Sector

07 December 2017

Eleven assurance schemes compliant with the UK Rodenticide Stewardship Regime

Eleven assurance schemes with combined memberships of 95,000 farm businesses will be compliant with the UK Rodenticide Stewardship Regime for 2018.

They are:

  • AIC's Trade Assurance Scheme for Combinable Crops
  • British Egg Industry Council's Lion code
  • Duck Assurance Scheme
  • Farm Assured Welsh Livestock
  • Laid in Britain
  • Northern Ireland Beef & Lamb Farm Quality Assurance
  • Northern Ireland Farm Quality Assured Cereals
  • Quality British Turkey
  • Quality Meat Scotland
  • Red Tractor Farm Assurance
  • Scottish Quality Crops

Farmers presenting their membership document at sales outlets as proof of competence will continue to be able to purchase stewardship-label professional rodenticides from 1 January onwards. The audit standards of all 11 assurance schemes have been verified for compliance with stewardship conditions and the CRRU UK Code of Best Practice, which broadly require a systematic approach to rodent pest control, with documentation and regular independent audit procedures.
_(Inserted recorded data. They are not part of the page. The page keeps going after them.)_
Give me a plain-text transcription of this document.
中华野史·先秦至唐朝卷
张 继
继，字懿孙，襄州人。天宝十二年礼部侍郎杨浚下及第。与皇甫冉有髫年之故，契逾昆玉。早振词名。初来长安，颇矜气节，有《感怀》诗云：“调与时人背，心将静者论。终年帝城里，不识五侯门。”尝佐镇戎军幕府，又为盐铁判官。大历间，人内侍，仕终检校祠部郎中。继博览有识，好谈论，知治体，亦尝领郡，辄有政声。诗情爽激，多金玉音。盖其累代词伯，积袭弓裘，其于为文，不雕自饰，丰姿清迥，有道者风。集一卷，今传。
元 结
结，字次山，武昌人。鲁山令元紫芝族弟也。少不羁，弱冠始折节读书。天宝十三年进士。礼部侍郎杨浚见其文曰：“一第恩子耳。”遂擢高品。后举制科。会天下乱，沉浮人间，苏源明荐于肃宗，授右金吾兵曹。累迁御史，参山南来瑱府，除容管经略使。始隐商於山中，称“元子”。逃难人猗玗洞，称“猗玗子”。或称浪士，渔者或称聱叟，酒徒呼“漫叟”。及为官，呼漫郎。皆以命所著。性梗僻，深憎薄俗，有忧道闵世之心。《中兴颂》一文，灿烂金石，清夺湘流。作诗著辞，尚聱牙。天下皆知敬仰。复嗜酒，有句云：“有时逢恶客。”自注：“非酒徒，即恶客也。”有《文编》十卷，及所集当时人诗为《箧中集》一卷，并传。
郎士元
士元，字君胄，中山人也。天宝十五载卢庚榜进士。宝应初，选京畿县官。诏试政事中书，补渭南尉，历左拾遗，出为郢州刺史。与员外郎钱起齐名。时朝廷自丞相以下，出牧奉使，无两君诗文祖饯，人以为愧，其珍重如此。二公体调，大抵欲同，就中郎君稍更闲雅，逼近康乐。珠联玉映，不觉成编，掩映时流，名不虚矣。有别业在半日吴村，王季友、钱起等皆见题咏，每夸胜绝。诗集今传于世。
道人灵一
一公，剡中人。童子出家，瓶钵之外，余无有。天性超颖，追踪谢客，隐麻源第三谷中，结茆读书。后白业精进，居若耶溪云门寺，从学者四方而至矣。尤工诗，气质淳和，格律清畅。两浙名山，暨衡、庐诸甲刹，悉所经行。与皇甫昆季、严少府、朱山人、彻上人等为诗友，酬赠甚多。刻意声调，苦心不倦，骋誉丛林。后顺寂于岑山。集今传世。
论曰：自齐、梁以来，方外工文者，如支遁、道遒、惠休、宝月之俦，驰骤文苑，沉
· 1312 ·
In parallel, sellers of professional use rodenticides to pest controllers, farmers and gamekeepers are required by 31 December to have registered for a stewardship point-of-sale audit. Administered by BASIS Registration, this requires authorisation holders (ie rodenticide manufacturers) to ensure UK sellers of their professional use products pass the audit and maintain this standard for the future.

Farmers outside the approved schemes have three rodenticide use options:

  1. Take an approved training course and show the certificate when purchasing rodenticide
  2. Employ a certified professional pest controller
  3. Use rodenticide products authorised for amateur use.

The Campaign for Responsible Rodenticide Use UK reports to HSE and other Government Departments on rodenticide stewardship implementation. CRRU chairman Dr Alan Buckle says this combination of farm assurance and point-of-sale control helps ensure the entire supply chain is correctly implementing stewardship measures.

"This will make a significant contribution to enabling continued access by competent users to professional use rodenticides for the future," he emphasises.